If you are following my health and fitness posts, you may have seen my post last week about my husband progressing to the grand finale of the Beachbody Challenge competition.
It’s an amazing platform for people to share their life transformation stories and inspire others to take the brave first step. We are OVER THE MOON excited to even be a part of the process and abundantly grateful for the opportunity. In our minds, having our health back is the real prize, so all the rest is just the icing on the cake!
Last week, we received the instructions for preparing for the promo video that will be produced and posted online for votes the week of June 3rd (mark your calendars!). There was a pretty long wish list of items they’d like us to send in… requiring me to search back through a couple of years of videos and pictures.
This trip down memory lane brought to light how much our health has been intertwined with the quality of our relationship. It’s amazing how feeling healthy and fit affects attitude and mindset. We have found so much more joy in our lives now that we don’t carry around the brain fog of junk food and poor habits. Looking back and see how far we’ve come, gave me some new insight to the future which I think can be applied in any relationship.

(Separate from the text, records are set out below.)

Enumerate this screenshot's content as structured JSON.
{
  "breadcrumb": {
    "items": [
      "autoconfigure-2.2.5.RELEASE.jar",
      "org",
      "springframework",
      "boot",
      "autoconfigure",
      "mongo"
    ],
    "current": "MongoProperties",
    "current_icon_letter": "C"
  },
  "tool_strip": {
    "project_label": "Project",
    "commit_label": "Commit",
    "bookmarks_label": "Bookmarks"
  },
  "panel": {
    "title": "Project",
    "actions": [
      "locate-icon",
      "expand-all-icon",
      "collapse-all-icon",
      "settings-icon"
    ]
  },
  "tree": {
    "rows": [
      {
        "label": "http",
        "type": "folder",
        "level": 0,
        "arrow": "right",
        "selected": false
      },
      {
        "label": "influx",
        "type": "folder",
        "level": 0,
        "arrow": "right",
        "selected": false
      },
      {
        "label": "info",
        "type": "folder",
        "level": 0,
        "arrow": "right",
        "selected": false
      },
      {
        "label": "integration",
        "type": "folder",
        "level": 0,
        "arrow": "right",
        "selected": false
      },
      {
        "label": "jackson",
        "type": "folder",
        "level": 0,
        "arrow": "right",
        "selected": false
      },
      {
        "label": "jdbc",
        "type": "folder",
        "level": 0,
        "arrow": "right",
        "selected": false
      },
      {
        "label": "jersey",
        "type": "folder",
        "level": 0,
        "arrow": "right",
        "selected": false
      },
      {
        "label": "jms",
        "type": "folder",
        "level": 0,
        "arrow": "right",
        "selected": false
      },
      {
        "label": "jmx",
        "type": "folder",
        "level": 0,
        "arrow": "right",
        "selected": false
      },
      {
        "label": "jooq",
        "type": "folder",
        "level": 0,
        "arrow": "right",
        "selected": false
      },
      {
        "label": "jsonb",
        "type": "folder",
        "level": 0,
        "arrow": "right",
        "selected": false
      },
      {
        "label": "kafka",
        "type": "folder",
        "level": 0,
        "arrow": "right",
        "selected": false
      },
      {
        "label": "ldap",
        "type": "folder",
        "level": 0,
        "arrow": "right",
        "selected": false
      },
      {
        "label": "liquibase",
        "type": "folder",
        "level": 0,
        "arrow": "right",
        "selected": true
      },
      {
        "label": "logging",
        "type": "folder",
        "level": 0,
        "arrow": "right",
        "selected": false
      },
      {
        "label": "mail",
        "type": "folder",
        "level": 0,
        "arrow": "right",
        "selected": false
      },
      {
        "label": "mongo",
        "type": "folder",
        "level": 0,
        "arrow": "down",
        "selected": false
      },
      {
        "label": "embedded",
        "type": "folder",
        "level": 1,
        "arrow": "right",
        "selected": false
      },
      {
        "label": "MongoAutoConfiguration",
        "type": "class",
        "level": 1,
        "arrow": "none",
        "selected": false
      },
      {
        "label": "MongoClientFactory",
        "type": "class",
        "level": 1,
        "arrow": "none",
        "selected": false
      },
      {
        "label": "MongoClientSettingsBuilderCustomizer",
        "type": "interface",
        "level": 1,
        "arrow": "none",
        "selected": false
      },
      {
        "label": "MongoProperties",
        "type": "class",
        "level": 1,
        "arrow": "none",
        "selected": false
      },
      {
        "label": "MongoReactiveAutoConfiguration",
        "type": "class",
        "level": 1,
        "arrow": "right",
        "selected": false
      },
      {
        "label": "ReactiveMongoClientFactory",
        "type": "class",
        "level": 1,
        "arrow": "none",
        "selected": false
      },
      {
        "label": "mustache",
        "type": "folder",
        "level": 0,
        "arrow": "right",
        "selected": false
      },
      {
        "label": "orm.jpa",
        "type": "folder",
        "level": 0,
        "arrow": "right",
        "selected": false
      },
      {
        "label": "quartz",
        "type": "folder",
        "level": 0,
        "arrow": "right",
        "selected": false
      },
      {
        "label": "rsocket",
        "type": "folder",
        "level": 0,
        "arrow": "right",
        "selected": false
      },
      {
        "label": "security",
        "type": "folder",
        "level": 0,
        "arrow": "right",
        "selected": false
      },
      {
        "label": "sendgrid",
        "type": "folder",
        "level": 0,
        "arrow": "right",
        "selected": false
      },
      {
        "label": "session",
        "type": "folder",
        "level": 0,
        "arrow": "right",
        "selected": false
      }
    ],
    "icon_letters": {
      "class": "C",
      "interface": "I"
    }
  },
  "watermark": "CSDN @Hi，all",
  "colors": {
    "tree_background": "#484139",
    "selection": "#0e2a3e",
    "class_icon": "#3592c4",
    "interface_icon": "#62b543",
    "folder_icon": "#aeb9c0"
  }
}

Here are 3 ways you can improve your health and your marriage:
1. Schedule a play date. That’s right… do something fun and playful together. In our house, I am the task-oriented workaholic, so sometimes Phil has to “sternly request” me to come have fun with him. I so need that balance in my life- for my own emotional and mental health. If you don’t have that in your relationship, then you be the one to do it. It doesn’t have to be anything complicated or expensive. It might just be a frisbee toss in the back yard or a bike ride around the block. We even have fun just taking a mid-day drive to grab an iced coffee. Schedule F-U-N. and provide a space free of stress.
2. Cook meals together. Food is such an important part of life… right? When you are striving to live a healthy life, your food choices need to be more intentional. I’m not always good with this, but I do try to plan our meals for the week and we shop together. Allowing each person to have a say in what you cook is important. Spending time in the kitchen together can be a great time to connect through conversation. Not only do you have the opportunity to work as a team while you prepare your food, but you can use the time to just enjoy the chat. Again, it doesn’t have to be a deep, life-changing conversation. Just getting caught up on what’s going on with you work, family, plans for the coming week – or even your favorite TV show.
3. Sweat every day. I can’t tell you how much working out together has created a closer bond between us over the last few years. It’s just 30 minutes a day – first thing in the morning -where we are both working towards a similar goal. Emphasis on WORKING. We share that same focus, and it something that is not emotionally attached – it’s just movement and sweat. Which, by the way, is pretty sexy. To know that we are both working on creating our best bodies and that we get to delight in each other’s progress, is a game-changer, my friend.
When you feel good about the skin you’re in, you’re more open to give and receive love and affection with your spouse. Sure, we loved each other and 220 and 315 pounds. But now, we have an even deeper connection because we choose to care about our quality of life and the possibility of living even longer lives together.